使用tensorflow检测睡眠鼻鼾情况

2025年5月29日作者 htynkn

本文版权归作者所有，欢迎转载，但未经作者同意必须保留此段声明，且在文章页面明显位置给出原文连接，否则保留追究法律责任的权利。
转载自夜明的孤行灯
本文链接地址: https://www.huangyunkun.com/2025/05/29/tensorflow-sleep-snoring-detection/

最近需要监测下睡眠情况，主要是分析打呼噜的情况。家里有一个小米摄像头，正好利用起来。

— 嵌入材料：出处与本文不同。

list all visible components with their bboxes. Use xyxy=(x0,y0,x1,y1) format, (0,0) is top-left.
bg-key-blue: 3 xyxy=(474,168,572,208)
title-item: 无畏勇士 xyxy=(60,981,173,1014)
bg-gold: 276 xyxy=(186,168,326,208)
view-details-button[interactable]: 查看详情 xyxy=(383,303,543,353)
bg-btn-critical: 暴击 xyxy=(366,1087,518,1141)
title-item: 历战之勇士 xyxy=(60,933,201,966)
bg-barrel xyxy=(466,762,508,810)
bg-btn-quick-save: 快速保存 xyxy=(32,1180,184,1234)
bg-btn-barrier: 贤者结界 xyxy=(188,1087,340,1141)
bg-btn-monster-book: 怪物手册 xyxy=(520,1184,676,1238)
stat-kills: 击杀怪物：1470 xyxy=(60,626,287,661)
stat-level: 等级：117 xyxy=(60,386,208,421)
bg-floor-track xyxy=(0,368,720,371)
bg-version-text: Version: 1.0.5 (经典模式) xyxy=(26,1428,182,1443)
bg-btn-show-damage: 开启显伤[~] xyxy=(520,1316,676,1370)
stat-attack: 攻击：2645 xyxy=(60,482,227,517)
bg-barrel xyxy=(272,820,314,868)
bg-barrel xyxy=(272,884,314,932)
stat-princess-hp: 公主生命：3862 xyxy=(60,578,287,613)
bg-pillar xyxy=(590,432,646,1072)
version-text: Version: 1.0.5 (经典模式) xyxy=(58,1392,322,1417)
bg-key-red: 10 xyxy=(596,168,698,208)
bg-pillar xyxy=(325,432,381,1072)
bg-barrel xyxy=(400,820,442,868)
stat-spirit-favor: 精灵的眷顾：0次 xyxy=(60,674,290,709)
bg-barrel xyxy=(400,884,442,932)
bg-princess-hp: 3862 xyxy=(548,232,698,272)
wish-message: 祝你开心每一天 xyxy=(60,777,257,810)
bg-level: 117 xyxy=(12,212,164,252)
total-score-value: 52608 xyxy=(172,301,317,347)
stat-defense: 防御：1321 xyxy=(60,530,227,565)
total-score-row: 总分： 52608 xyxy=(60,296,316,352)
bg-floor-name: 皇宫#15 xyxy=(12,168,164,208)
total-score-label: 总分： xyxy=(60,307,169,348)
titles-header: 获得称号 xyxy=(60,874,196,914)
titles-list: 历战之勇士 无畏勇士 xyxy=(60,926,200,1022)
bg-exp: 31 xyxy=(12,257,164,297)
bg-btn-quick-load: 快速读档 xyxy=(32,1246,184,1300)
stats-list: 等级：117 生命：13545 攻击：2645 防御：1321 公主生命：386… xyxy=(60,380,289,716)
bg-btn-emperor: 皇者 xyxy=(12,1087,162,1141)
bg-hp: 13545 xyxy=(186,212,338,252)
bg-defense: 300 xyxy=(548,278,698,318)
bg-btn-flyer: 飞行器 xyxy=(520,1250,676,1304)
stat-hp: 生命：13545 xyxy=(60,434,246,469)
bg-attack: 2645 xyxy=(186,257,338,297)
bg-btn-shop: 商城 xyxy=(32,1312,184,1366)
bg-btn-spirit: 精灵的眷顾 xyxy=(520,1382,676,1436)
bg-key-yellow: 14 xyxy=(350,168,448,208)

步骤也比较简单，睡觉前摄像头打开，然后随便对着墙（因为我们只要音频），第二天起床后把所有监控文件按照时间顺序合并，并转为wav文件。

我这里7个小时左右的音频，大小2.4GB。

由于分析过程中发现有咳嗽的情况，又增加了咳嗽的监测。

本来想一次性分析的，结果OOM了（我用的虚拟机，分配了48G），只有改成分段处理，内存消耗大概4GB。

完整代码

import tensorflow as tf
import tensorflow_hub as hub
import numpy as np
import librosa
import pandas as pd
import os
# import soundfile as sf # librosa.load is generally robust enough

# 可调整参数:
# audio_file_name: 在 main() 函数中修改为您的音频文件名。
# event_confidence_thresholds: 在 main() 函数中调整。这是一个字典，键是事件标签 (例如 "Snoring", "Cough")，
#                             值是介于 0 和 1 之间的置信度阈值。较高的值会使得检测更严格，
#                             减少误报，但可能漏掉不典型的或轻微的声音。
#                             建议从 Snoring: 0.15-0.25, Cough: 0.2-0.3 开始尝试。
# event_merge_threshold: 在 main() 函数中调整。如果同一类型的两个检测事件的结束和开始时间间隔
#                       小于此阈值（秒），它们将被合并。
# CHUNK_DURATION_SEC: 在 predict_audio_events 中调整，处理长音频时的分块大小（秒）。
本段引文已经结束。